The police officer clearly assaulted the nurse who was simply standing there talking calmly to him. He first attempted to swat away her cell phone, an out of control display of anger. Then he got physical without even telling her she was under arrest, or giving her a chance to cooperate. It was pure uncontrolled rage. The officer should not just be fired but prosecuted for assault and jailed.
Sorry. Above, “probably cause” should be “probable cause”.
One officer says to the other “let’s just get a warrant” and the other replies “we don’t have PC” — probable cause. They are admitting on tape that what they are attempting to do is illegal but they try to use bluffs and finally physical violence to get their way.
Run, BillB got it right.
Think of how this plays out without the video.
Cop arrests the nurse and claims that she became disruptive.
Cop takes the blood.
Driver has alcohol in blood
He is charged with drunk driving or reckless endangerment or anything and everything.

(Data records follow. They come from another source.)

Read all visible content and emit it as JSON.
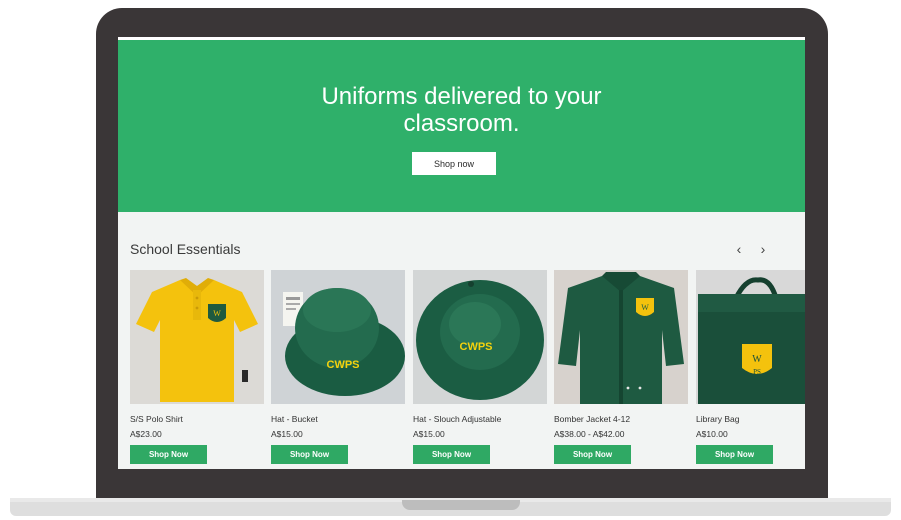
{
  "hero": {
    "title_line1": "Uniforms delivered to your",
    "title_line2": "classroom.",
    "button_label": "Shop now"
  },
  "section": {
    "title": "School Essentials",
    "prev_label": "‹",
    "next_label": "›"
  },
  "products": [
    {
      "name": "S/S Polo Shirt",
      "price": "A$23.00",
      "button": "Shop Now"
    },
    {
      "name": "Hat - Bucket",
      "price": "A$15.00",
      "button": "Shop Now",
      "embroidery": "CWPS"
    },
    {
      "name": "Hat - Slouch Adjustable",
      "price": "A$15.00",
      "button": "Shop Now",
      "embroidery": "CWPS"
    },
    {
      "name": "Bomber Jacket 4-12",
      "price": "A$38.00 - A$42.00",
      "button": "Shop Now"
    },
    {
      "name": "Library Bag",
      "price": "A$10.00",
      "button": "Shop Now"
    }
  ],
  "colors": {
    "brand_green": "#2fb06a",
    "button_green": "#2fa964",
    "uniform_yellow": "#f4c20d",
    "uniform_green": "#1f5a3f"
  }
}
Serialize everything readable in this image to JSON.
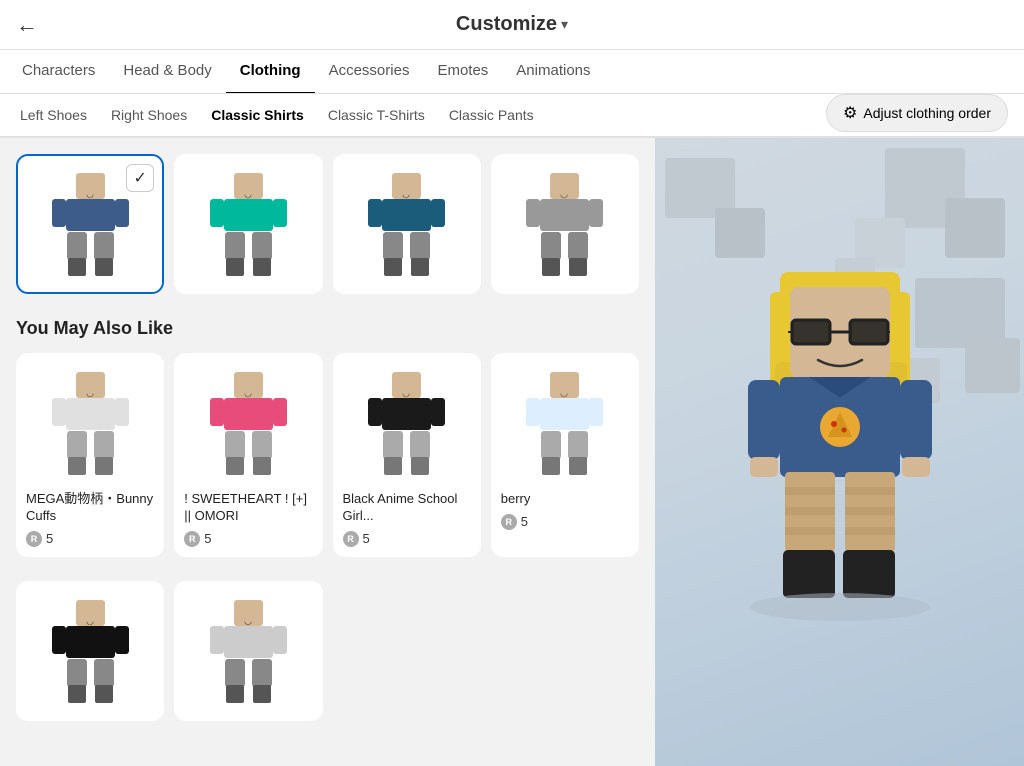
{
  "header": {
    "back_label": "←",
    "title": "Customize",
    "title_arrow": "▾"
  },
  "nav_tabs": [
    {
      "id": "characters",
      "label": "Characters",
      "active": false
    },
    {
      "id": "head-body",
      "label": "Head & Body",
      "active": false
    },
    {
      "id": "clothing",
      "label": "Clothing",
      "active": true
    },
    {
      "id": "accessories",
      "label": "Accessories",
      "active": false
    },
    {
      "id": "emotes",
      "label": "Emotes",
      "active": false
    },
    {
      "id": "animations",
      "label": "Animations",
      "active": false
    }
  ],
  "adjust_btn_label": "Adjust clothing order",
  "sub_tabs": [
    {
      "id": "left-shoes",
      "label": "Left Shoes",
      "active": false
    },
    {
      "id": "right-shoes",
      "label": "Right Shoes",
      "active": false
    },
    {
      "id": "classic-shirts",
      "label": "Classic Shirts",
      "active": true
    },
    {
      "id": "classic-tshirts",
      "label": "Classic T-Shirts",
      "active": false
    },
    {
      "id": "classic-pants",
      "label": "Classic Pants",
      "active": false
    }
  ],
  "selected_item": {
    "color": "#3d5c8a",
    "has_check": true
  },
  "grid_items": [
    {
      "id": 1,
      "selected": true,
      "torso_color": "#3d5c8a",
      "detail": "pizza"
    },
    {
      "id": 2,
      "selected": false,
      "torso_color": "#00b89c",
      "detail": "purple-stripe"
    },
    {
      "id": 3,
      "selected": false,
      "torso_color": "#1a5c7a",
      "detail": "dark-blue"
    },
    {
      "id": 4,
      "selected": false,
      "torso_color": "#999",
      "detail": "gray"
    }
  ],
  "you_may_also_like": "You May Also Like",
  "products": [
    {
      "id": 1,
      "name": "MEGA動物柄・Bunny Cuffs",
      "price": "5",
      "torso_color": "#e0e0e0",
      "detail": "white-bow"
    },
    {
      "id": 2,
      "name": "! SWEETHEART ! [+] || OMORI",
      "price": "5",
      "torso_color": "#e84c7a",
      "detail": "pink-red"
    },
    {
      "id": 3,
      "name": "Black Anime School Girl...",
      "price": "5",
      "torso_color": "#1a1a1a",
      "detail": "black-tie"
    },
    {
      "id": 4,
      "name": "berry",
      "price": "5",
      "torso_color": "#ddeeff",
      "detail": "light-blue"
    }
  ],
  "bottom_items": [
    {
      "id": 5,
      "torso_color": "#111",
      "detail": "black-suit"
    },
    {
      "id": 6,
      "torso_color": "#ccc",
      "detail": "white-maid"
    }
  ]
}
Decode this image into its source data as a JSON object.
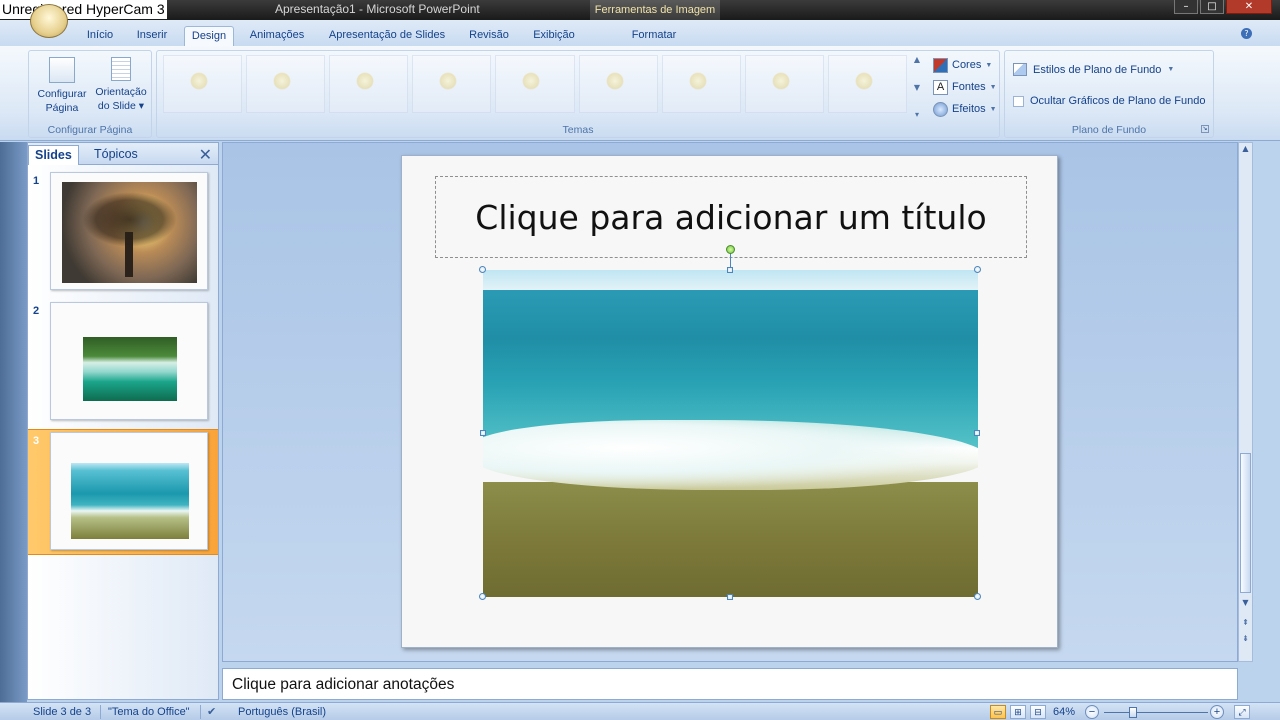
{
  "recorder": {
    "watermark": "Unregistered HyperCam 3"
  },
  "window": {
    "title": "Apresentação1 - Microsoft PowerPoint",
    "contextual_tab_group": "Ferramentas de Imagem",
    "buttons": {
      "minimize": "–",
      "maximize": "□",
      "close": "✕"
    }
  },
  "ribbon": {
    "tabs": [
      "Início",
      "Inserir",
      "Design",
      "Animações",
      "Apresentação de Slides",
      "Revisão",
      "Exibição",
      "Formatar"
    ],
    "active_tab": "Design",
    "groups": {
      "page_setup": {
        "label": "Configurar Página",
        "buttons": [
          {
            "line1": "Configurar",
            "line2": "Página"
          },
          {
            "line1": "Orientação",
            "line2": "do Slide ▾"
          }
        ]
      },
      "themes": {
        "label": "Temas",
        "options": {
          "colors": "Cores",
          "fonts": "Fontes",
          "effects": "Efeitos"
        }
      },
      "background": {
        "label": "Plano de Fundo",
        "styles": "Estilos de Plano de Fundo",
        "hide_graphics": "Ocultar Gráficos de Plano de Fundo",
        "hide_graphics_checked": false
      }
    }
  },
  "left_pane": {
    "tabs": [
      "Slides",
      "Tópicos"
    ],
    "active_tab": "Slides",
    "close": "✕",
    "slides": [
      {
        "number": "1",
        "image": "tree-sunset"
      },
      {
        "number": "2",
        "image": "waterfall"
      },
      {
        "number": "3",
        "image": "sea-beach",
        "selected": true
      }
    ]
  },
  "slide": {
    "title_placeholder": "Clique para adicionar um título",
    "image": "sea-beach-photo"
  },
  "notes": {
    "placeholder": "Clique para adicionar anotações"
  },
  "status_bar": {
    "slide_position": "Slide 3 de 3",
    "theme": "\"Tema do Office\"",
    "language": "Português (Brasil)",
    "zoom": "64%",
    "zoom_minus": "−",
    "zoom_plus": "+"
  }
}
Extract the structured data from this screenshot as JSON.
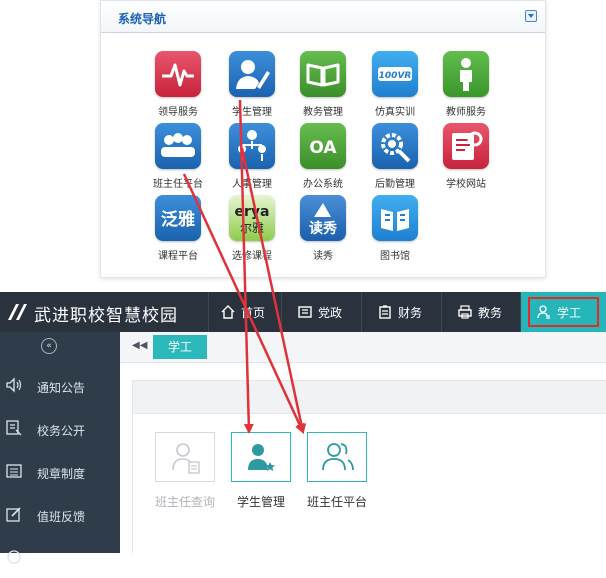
{
  "system_nav": {
    "title": "系统导航",
    "apps": [
      {
        "label": "领导服务",
        "icon": "heartbeat-icon",
        "color": "#d9324b"
      },
      {
        "label": "学生管理",
        "icon": "student-pen-icon",
        "color": "#1f73c4"
      },
      {
        "label": "教务管理",
        "icon": "open-book-icon",
        "color": "#4aa436"
      },
      {
        "label": "仿真实训",
        "icon": "vr-icon",
        "color": "#1f8fdd",
        "badge": "100VR"
      },
      {
        "label": "教师服务",
        "icon": "teacher-icon",
        "color": "#47ad3c"
      },
      {
        "label": "班主任平台",
        "icon": "group-icon",
        "color": "#1f73c4"
      },
      {
        "label": "人事管理",
        "icon": "people-org-icon",
        "color": "#1f73c4"
      },
      {
        "label": "办公系统",
        "icon": "oa-icon",
        "color": "#4aa436",
        "badge": "OA"
      },
      {
        "label": "后勤管理",
        "icon": "gear-search-icon",
        "color": "#1f73c4"
      },
      {
        "label": "学校网站",
        "icon": "website-icon",
        "color": "#d9324b"
      },
      {
        "label": "课程平台",
        "icon": "fanya-icon",
        "color": "#1f73c4",
        "badge": "泛雅"
      },
      {
        "label": "选修课程",
        "icon": "erya-icon",
        "color": "#73bf31",
        "badge": "erya",
        "badge2": "尔雅"
      },
      {
        "label": "读秀",
        "icon": "duxiu-icon",
        "color": "#1f6fbe",
        "badge": "读秀"
      },
      {
        "label": "图书馆",
        "icon": "library-icon",
        "color": "#1f8fdd"
      }
    ]
  },
  "app": {
    "title": "武进职校智慧校园",
    "tabs": [
      {
        "label": "首页",
        "icon": "home-icon"
      },
      {
        "label": "党政",
        "icon": "id-card-icon"
      },
      {
        "label": "财务",
        "icon": "clipboard-icon"
      },
      {
        "label": "教务",
        "icon": "printer-icon"
      },
      {
        "label": "学工",
        "icon": "user-icon",
        "active": true
      }
    ],
    "sidebar": {
      "toggle": "«",
      "items": [
        {
          "label": "通知公告",
          "icon": "speaker-icon"
        },
        {
          "label": "校务公开",
          "icon": "doc-list-icon"
        },
        {
          "label": "规章制度",
          "icon": "list-icon"
        },
        {
          "label": "值班反馈",
          "icon": "edit-icon"
        }
      ]
    },
    "breadcrumb": {
      "back": "◀◀",
      "tab": "学工"
    },
    "tiles": [
      {
        "label": "班主任查询",
        "icon": "user-card-icon",
        "disabled": true
      },
      {
        "label": "学生管理",
        "icon": "user-star-icon"
      },
      {
        "label": "班主任平台",
        "icon": "users-icon"
      }
    ]
  },
  "colors": {
    "accent": "#26b6b9",
    "topbar": "#2a323d",
    "sidebar": "#2f3c4a",
    "arrow": "#e0323a"
  }
}
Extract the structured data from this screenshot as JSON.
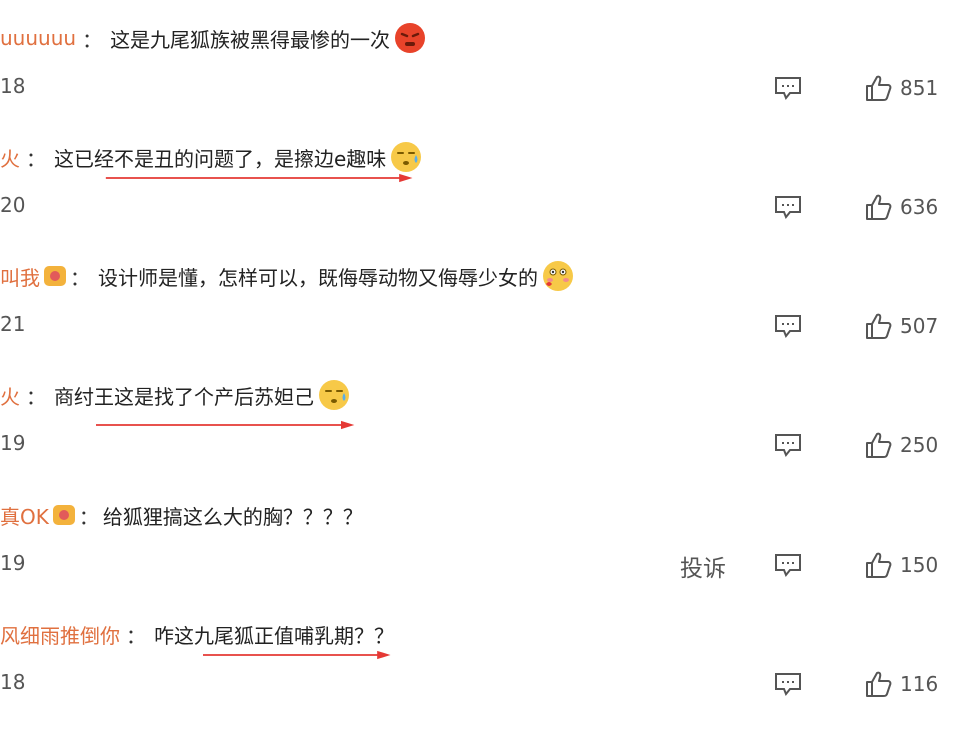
{
  "comments": [
    {
      "user": "uuuuuu",
      "sep": "：",
      "text": "这是九尾狐族被黑得最惨的一次",
      "date": "18",
      "likes": "851",
      "emoji": "angry-face-icon"
    },
    {
      "user": "火",
      "sep": "：",
      "text": "这已经不是丑的问题了，是擦边e趣味",
      "date": "20",
      "likes": "636",
      "emoji": "sweat-face-icon"
    },
    {
      "user": "叫我",
      "sep": "：",
      "text": "设计师是懂，怎样可以，既侮辱动物又侮辱少女的",
      "date": "21",
      "likes": "507",
      "emoji": "blush-face-icon"
    },
    {
      "user": "火",
      "sep": "：",
      "text": "商纣王这是找了个产后苏妲己",
      "date": "19",
      "likes": "250",
      "emoji": "sweat-face-icon"
    },
    {
      "user": "真OK",
      "sep": "：",
      "text": "给狐狸搞这么大的胸？？？？",
      "date": "19",
      "likes": "150",
      "report": "投诉"
    },
    {
      "user": "风细雨推倒你",
      "sep": "：",
      "text": "咋这九尾狐正值哺乳期？？",
      "date": "18",
      "likes": "116"
    }
  ],
  "colors": {
    "username": "#e0703f",
    "arrow": "#e53935",
    "text": "#222222",
    "meta": "#555555"
  }
}
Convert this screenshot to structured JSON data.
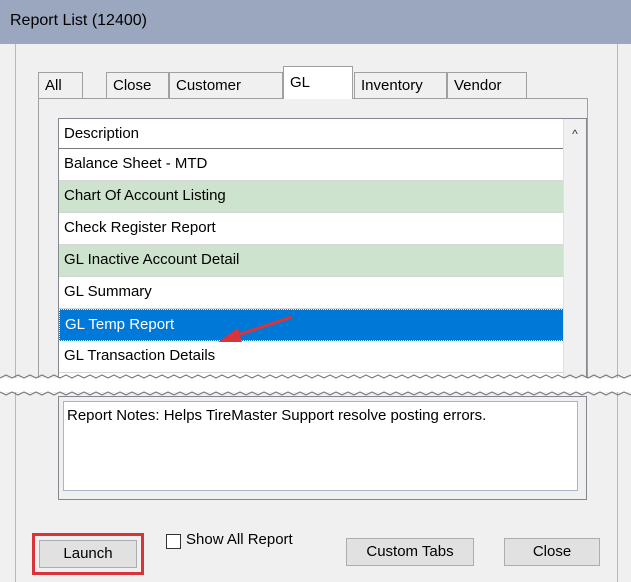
{
  "window": {
    "title": "Report List (12400)"
  },
  "tabs": [
    {
      "label": "All",
      "active": false
    },
    {
      "label": "Close",
      "active": false
    },
    {
      "label": "Customer",
      "active": false
    },
    {
      "label": "GL",
      "active": true
    },
    {
      "label": "Inventory",
      "active": false
    },
    {
      "label": "Vendor",
      "active": false
    }
  ],
  "list": {
    "header": "Description",
    "rows": [
      {
        "label": "Balance Sheet - MTD",
        "state": "white"
      },
      {
        "label": "Chart Of Account Listing",
        "state": "alt"
      },
      {
        "label": "Check Register Report",
        "state": "white"
      },
      {
        "label": "GL Inactive Account Detail",
        "state": "alt"
      },
      {
        "label": "GL Summary",
        "state": "white"
      },
      {
        "label": "GL Temp Report",
        "state": "selected"
      },
      {
        "label": "GL Transaction Details",
        "state": "white"
      }
    ]
  },
  "notes": {
    "text": "Report Notes:  Helps TireMaster Support resolve posting errors."
  },
  "footer": {
    "launch_label": "Launch",
    "show_all_label": "Show All Report",
    "custom_tabs_label": "Custom Tabs",
    "close_label": "Close"
  },
  "colors": {
    "selected": "#0078d7",
    "alt_row": "#cde3cd",
    "annotation": "#d9343a"
  }
}
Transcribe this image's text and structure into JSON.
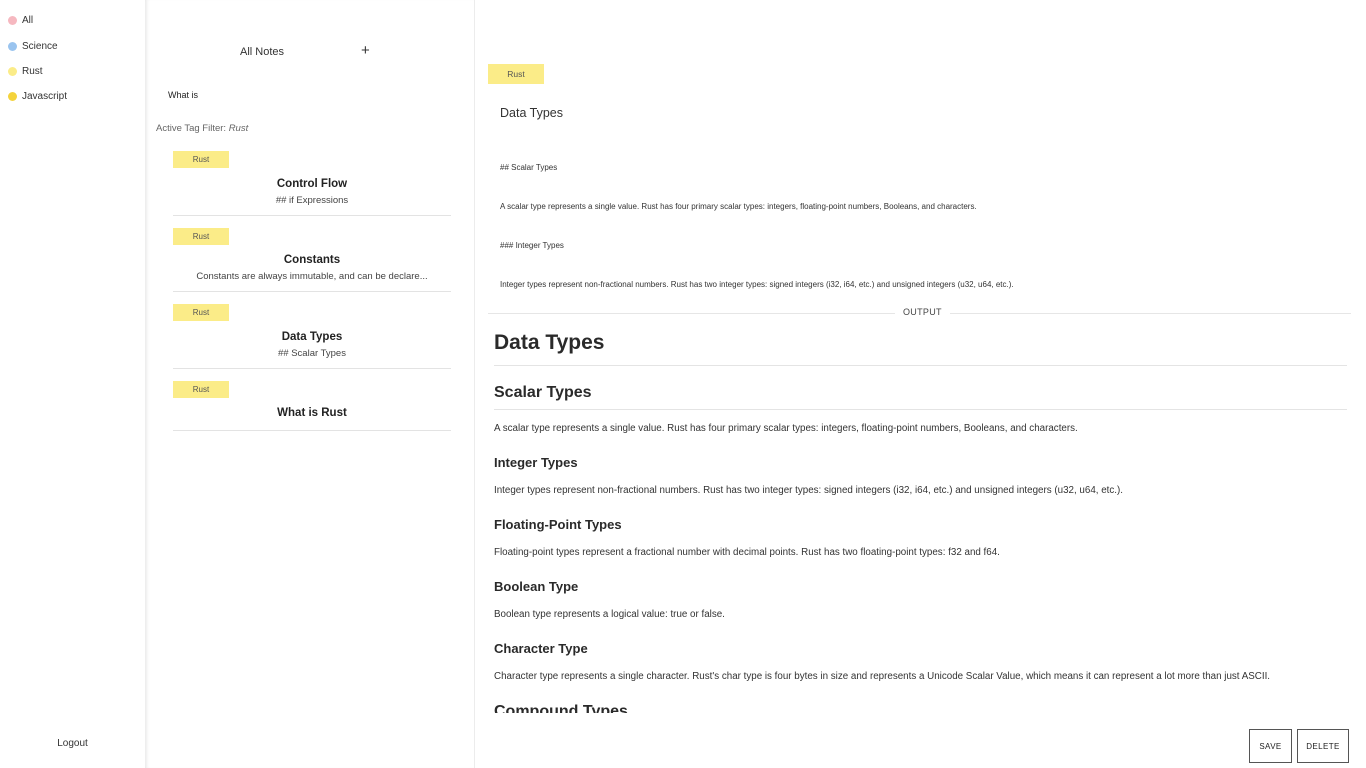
{
  "tags": [
    {
      "label": "All",
      "color": "#f6b8c0"
    },
    {
      "label": "Science",
      "color": "#9ac4ef"
    },
    {
      "label": "Rust",
      "color": "#fbec88"
    },
    {
      "label": "Javascript",
      "color": "#f4d33c"
    }
  ],
  "sidebar": {
    "logout_label": "Logout"
  },
  "notes_list": {
    "header": "All Notes",
    "add_icon": "+",
    "search_value": "What is",
    "filter_prefix": "Active Tag Filter:",
    "filter_value": "Rust",
    "notes": [
      {
        "tag": "Rust",
        "title": "Control Flow",
        "preview": "## if Expressions"
      },
      {
        "tag": "Rust",
        "title": "Constants",
        "preview": "Constants are always immutable, and can be declare..."
      },
      {
        "tag": "Rust",
        "title": "Data Types",
        "preview": "## Scalar Types"
      },
      {
        "tag": "Rust",
        "title": "What is Rust",
        "preview": ""
      }
    ]
  },
  "editor": {
    "tag": "Rust",
    "title": "Data Types",
    "lines": [
      "## Scalar Types",
      "A scalar type represents a single value. Rust has four primary scalar types: integers, floating-point numbers, Booleans, and characters.",
      "### Integer Types",
      "Integer types represent non-fractional numbers. Rust has two integer types: signed integers (i32, i64, etc.) and unsigned integers (u32, u64, etc.)."
    ],
    "output_label": "OUTPUT",
    "save_label": "SAVE",
    "delete_label": "DELETE"
  },
  "output": {
    "h1": "Data Types",
    "h2": "Scalar Types",
    "p1": "A scalar type represents a single value. Rust has four primary scalar types: integers, floating-point numbers, Booleans, and characters.",
    "h3_1": "Integer Types",
    "p2": "Integer types represent non-fractional numbers. Rust has two integer types: signed integers (i32, i64, etc.) and unsigned integers (u32, u64, etc.).",
    "h3_2": "Floating-Point Types",
    "p3": "Floating-point types represent a fractional number with decimal points. Rust has two floating-point types: f32 and f64.",
    "h3_3": "Boolean Type",
    "p4": "Boolean type represents a logical value: true or false.",
    "h3_4": "Character Type",
    "p5": "Character type represents a single character. Rust's char type is four bytes in size and represents a Unicode Scalar Value, which means it can represent a lot more than just ASCII.",
    "h2_2": "Compound Types"
  }
}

He now needs to challenge the search to get the evidence quashed in the criminal case.
Question as to whether that can be used against the driver if he files a civil action against the police for the injuries.
Nurse gets charged with something like resisting arrest and is then offered the possibility of a plea deal. Given the pending charges she probably cannot testify in favor of the driver at any hearings to quash the evidence.
Driver’s blood test comes back negative.
All charges dropped against the nurse. The whole scene gets swept under the rug. The nurse tells all her co-workers what happens if they disobey the officer.
Thanks BillB , JackD and run
The police detective also has a second job as a driver for a private ambulance company. Today he was fired from that job.
Captured on tape was his threat to the nurse to take all the “transients” (poor) patients to her hospital and all the “good” patients to a different hospital. The owner of the ambulance company said this was a violation of company policy and fired him.
This guy is a sociopathic menace. He should be put in jail. He should never again be given a badge and gun. Why has it been over a month and the police department is silent. Still covering their asses? The police will never cross the thin blue line, no matter how obvious the corruption.